TERRIBLE SUFFERING AND MISERY.

“However generous or lavish may be the aid proffered, it will not be enough to repair the mischief of that storm, and however prompt the aid may be, it will not be quick enough to prevent terrible suffering and misery. Delay in providing for the impoverished and homeless means peril to more lives, deprivation and sickness, and, under the most favorable circumstances in getting aid to the district, thousands are fated to undergo the severest suffering.

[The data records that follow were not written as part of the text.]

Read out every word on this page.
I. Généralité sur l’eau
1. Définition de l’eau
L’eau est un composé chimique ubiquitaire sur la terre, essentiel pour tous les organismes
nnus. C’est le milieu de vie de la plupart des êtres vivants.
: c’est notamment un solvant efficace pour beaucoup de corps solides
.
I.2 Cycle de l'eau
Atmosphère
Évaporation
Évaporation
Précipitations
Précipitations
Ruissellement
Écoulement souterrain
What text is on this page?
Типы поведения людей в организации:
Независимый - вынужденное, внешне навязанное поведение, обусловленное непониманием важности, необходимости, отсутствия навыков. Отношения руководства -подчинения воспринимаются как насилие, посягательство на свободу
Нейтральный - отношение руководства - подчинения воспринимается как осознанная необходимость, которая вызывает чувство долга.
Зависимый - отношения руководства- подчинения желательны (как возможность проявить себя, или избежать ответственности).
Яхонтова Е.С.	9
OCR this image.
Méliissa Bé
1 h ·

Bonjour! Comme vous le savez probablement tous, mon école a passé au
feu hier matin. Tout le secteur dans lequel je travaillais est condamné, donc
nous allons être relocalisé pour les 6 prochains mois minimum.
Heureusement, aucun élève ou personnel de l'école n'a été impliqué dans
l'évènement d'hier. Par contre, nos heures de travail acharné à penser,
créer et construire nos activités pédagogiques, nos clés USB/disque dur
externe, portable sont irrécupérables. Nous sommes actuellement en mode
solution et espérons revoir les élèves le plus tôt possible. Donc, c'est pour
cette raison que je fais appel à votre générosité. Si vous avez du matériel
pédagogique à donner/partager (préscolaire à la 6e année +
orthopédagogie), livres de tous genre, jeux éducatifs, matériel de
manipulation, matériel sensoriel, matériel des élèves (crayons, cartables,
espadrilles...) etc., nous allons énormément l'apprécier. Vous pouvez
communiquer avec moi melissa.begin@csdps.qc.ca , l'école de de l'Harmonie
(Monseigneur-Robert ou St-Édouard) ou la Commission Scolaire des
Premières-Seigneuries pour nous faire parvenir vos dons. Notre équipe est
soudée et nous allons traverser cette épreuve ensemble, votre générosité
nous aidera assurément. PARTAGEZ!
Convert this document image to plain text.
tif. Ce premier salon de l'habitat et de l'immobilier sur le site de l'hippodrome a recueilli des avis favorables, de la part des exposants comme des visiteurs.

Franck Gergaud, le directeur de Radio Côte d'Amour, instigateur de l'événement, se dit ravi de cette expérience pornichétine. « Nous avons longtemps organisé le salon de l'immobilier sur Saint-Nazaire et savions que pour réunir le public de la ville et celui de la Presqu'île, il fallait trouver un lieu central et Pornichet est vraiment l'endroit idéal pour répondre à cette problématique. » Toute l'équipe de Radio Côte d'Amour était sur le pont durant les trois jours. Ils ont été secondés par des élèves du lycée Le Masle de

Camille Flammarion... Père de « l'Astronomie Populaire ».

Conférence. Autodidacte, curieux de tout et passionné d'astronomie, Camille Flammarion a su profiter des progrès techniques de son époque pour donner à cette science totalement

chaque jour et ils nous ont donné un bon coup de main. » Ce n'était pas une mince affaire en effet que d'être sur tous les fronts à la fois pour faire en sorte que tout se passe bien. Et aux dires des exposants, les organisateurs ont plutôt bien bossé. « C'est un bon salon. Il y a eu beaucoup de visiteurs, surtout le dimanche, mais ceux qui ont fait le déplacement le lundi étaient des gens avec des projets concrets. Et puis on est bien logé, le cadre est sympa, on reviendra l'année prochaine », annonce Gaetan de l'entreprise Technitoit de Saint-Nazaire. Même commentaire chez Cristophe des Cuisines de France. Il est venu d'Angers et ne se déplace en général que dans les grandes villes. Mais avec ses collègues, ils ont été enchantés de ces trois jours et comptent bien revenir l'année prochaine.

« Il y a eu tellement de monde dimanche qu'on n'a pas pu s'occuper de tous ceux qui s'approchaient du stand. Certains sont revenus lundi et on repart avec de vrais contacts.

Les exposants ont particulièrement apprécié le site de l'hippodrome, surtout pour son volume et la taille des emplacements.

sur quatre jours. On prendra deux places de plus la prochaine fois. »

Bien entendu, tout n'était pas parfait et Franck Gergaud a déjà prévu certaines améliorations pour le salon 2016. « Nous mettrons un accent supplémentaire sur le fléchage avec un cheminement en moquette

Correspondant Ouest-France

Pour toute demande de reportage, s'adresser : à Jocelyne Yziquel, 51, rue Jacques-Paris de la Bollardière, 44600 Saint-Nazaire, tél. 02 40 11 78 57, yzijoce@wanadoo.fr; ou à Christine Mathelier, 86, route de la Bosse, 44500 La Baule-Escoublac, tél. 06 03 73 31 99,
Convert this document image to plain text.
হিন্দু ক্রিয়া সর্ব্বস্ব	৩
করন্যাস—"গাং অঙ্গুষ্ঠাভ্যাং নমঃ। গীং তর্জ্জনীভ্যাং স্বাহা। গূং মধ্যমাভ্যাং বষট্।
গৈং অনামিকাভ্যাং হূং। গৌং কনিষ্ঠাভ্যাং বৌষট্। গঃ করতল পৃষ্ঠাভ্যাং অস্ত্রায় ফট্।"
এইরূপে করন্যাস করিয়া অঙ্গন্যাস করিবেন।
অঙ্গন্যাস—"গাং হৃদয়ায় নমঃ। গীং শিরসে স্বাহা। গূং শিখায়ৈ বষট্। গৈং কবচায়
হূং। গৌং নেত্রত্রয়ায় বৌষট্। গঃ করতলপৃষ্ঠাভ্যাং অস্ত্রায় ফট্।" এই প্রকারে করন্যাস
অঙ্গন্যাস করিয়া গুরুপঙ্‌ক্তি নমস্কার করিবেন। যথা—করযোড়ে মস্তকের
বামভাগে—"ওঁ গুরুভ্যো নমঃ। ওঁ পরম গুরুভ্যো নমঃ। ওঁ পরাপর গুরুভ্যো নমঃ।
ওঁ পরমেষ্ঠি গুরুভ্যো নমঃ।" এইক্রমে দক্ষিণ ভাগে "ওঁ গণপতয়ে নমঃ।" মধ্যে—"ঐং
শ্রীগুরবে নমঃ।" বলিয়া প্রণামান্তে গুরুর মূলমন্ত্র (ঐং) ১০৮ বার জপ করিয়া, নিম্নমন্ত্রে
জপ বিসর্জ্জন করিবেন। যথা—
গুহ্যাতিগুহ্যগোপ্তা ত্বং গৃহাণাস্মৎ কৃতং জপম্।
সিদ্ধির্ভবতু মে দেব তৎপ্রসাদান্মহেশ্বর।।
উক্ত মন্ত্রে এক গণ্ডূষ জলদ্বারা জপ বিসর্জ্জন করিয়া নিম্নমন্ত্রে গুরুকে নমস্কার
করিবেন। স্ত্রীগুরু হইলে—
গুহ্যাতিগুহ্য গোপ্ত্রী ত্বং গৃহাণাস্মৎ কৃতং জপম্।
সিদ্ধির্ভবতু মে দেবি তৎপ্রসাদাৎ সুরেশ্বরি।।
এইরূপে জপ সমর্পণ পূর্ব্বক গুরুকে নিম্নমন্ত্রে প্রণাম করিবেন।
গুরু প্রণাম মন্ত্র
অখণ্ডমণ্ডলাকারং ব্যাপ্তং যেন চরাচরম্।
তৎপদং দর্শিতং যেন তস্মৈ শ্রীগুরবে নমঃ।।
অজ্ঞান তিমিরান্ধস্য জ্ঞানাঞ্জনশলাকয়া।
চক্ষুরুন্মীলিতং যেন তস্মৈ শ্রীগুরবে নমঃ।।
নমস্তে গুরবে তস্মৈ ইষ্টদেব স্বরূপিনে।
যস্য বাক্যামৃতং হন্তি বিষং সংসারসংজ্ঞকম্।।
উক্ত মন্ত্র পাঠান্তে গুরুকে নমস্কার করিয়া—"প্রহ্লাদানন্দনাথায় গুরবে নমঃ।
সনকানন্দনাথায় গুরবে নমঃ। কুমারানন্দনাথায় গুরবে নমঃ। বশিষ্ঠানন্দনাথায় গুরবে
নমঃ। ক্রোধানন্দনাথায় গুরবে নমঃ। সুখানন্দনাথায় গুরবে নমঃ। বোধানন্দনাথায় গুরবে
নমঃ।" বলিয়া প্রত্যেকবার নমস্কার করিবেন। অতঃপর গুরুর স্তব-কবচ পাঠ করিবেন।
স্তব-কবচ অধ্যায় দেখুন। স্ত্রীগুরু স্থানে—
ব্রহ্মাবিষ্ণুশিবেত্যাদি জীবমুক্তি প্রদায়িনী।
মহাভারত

“Fortunately, the Government has stepped in and, through the War Department, is lending prompt and effective aid. Tents and rations are being rushed to Galveston with all possible speed, and private liberality and relief committees are coming to the rescue. The scope of the Government’s efforts will be limited to such supplies as are available in the War Department, and, in addition, vast quantities of food, clothing and medicines are needed, doctors and nurses are required, and a large sum of money is an absolute necessity to pay for these things and to form a fund for the purpose of maintaining relief until the sharp period of distress shall be tided over. Our city, in every cause that appeals to benevolence and humanity, has always been in the forefront of the generous, and, in such a case as the Texas disaster, the city’s liberality should be maintained. The Citizens’ Permanent Relief Committee has taken steps to render aid to the hurricane sufferers, and, through that useful and beneficent organization, every person in this vicinity will have the opportunity to join in giving aid for a purpose which must excite universal pity and sympathy.”

CHAPTER IV.
The Cry of Distress in the Wrecked City—Negro Vandals Shot Down—Progress of the Relief Work—Strict Military Rule.

The situation on the third day after the flood was vividly described a visitor to the city as follows: It is plainly apparent that as a result of the Galveston disaster, a task confronts the public authorities such as neither Texas nor any other State has ever before had to grapple with.

Human nature at its worst has had opportunity for the display of its meanest passions, and relentless measures have been rendered necessary. Looters and vandals have ignored all moral restraints, and gunpowder has had to be used unsparingly to subdue the savagery being practiced. It is learned on unquestionable authority that the soldiers under Adjutant General Scurry have to-day (Wednesday the 12th) slain no less than seventy-five men, mostly negroes, guilty of robbing the dead.